2019-04-28 Thread Karl Denninger
On 4/20/2019 15:56, Steven Hartland wrote:
> Thanks for extra info, the next question would be have you eliminated
> that corruption exists before the disk is removed?
>
> Would be interesting to add a zpool scrub to confirm this isn't the
> case before the disk removal is attempted.
>
>     Regards
>     Steve
>
> On 20/04/2019 18:35, Karl Denninger wrote:
>>
>> On 4/20/2019 10:50, Steven Hartland wrote:
>>> Have you eliminated geli as possible source?
>> No; I could conceivably do so by re-creating another backup volume
>> set without geli-encrypting the drives, but I do not have an extra
>> set of drives of the capacity required laying around to do that.  I
>> would have to do it with lower-capacity disks, which I can attempt if
>> you think it would help.  I *do* have open slots in the drive
>> backplane to set up a second "test" unit of this sort.  For reasons
>> below it will take at least a couple of weeks to get good data on
>> whether the problem exists without geli, however.
>>
Ok, following up on this with more data

First step taken was to create a *second* backup pool (I have the
backplane slots open, fortunately) with three different disks but *no
encryption.*

I ran both side-by-side for several days, with the *unencrypted* one
operating with one disk detached and offline (pulled physically) just as
I do normally.  Then I swapped the two using the same paradigm.

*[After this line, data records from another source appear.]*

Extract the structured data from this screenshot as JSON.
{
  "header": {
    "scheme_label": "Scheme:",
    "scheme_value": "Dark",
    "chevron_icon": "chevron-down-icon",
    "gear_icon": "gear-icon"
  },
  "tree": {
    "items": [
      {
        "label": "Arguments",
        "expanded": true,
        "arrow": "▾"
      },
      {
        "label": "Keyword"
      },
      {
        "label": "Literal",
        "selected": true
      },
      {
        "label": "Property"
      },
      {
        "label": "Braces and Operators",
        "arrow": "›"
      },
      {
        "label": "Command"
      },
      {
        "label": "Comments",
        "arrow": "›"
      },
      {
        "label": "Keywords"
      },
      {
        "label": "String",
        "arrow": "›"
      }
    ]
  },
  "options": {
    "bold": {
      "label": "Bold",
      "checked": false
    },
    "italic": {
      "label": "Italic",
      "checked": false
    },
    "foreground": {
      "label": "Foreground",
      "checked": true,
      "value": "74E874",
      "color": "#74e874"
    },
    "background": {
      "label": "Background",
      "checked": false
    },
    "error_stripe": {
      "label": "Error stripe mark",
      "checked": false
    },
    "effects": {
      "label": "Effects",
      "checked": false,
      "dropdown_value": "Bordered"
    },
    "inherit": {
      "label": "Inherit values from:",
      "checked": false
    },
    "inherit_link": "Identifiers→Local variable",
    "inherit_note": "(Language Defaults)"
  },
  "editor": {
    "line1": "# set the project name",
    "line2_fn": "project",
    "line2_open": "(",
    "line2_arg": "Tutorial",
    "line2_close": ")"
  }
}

The difference was *dramatic* -- the resilver did *not* scan the entire
disk; it only copied the changed blocks and was finished FAST.  A
subsequent scrub came up 100% clean.

Next I put THOSE disks in the vault (so as to make sure I didn't get
hosed if something went wrong) and re-initialized the pool in question,
leaving only the "geli" alone (in other words I zpool destroy'd the pool
and then re-created it with all three disks connected and
geli-attached.)  The purpose for doing this was to eliminate the
possibility of old corruption somewhere, or some sort of problem with
multiple, spanning years, in-place "zpool upgrade" commands.  Then I ran
a base backup to initialize all three volumes, detached one and yanked
it out of the backplane, as would be the usual, leaving the other two
online and operating.

I ran backups as usual for most of last week after doing this, with the
61.eli and 62-1.eli volumes online, and 62-2 physically out of the
backplane.

Today I swapped them again as I usually do (e.g. offline 62.1, geli
detach, camcontrol standby and then yank it -- then insert the 62-2
volume, geli attach and zpool online) and this is happening:

[\u@NewFS /home/karl]# zpool status backup
  pool: backup
 state: DEGRADED
status: One or more devices is currently being resilvered.  The pool will
    continue to function, possibly in a degraded state.
action: Wait for the resilver to complete.
  scan: resilver in progress since Sun Apr 28 12:57:47 2019
    2.48T scanned at 202M/s, 1.89T issued at 154M/s, 3.27T total
    1.89T resilvered, 57.70% done, 0 days 02:37:14 to go
config:

    NAME  STATE READ WRITE CKSUM
    backup    DEGRADED 0 0 0
  mirror-0    DEGRADED 0 0 0
    gpt/backup61.eli  ONLINE   0 0 0
    11295390187305954877  OFFLINE  0 0 0  was
/dev/gpt/backup62-1.eli
    gpt/backup62-2.eli    ONLINE   0 0 0

errors: No known data errors

The "3.27T" number is accurate (by "zpool list") for the space in use.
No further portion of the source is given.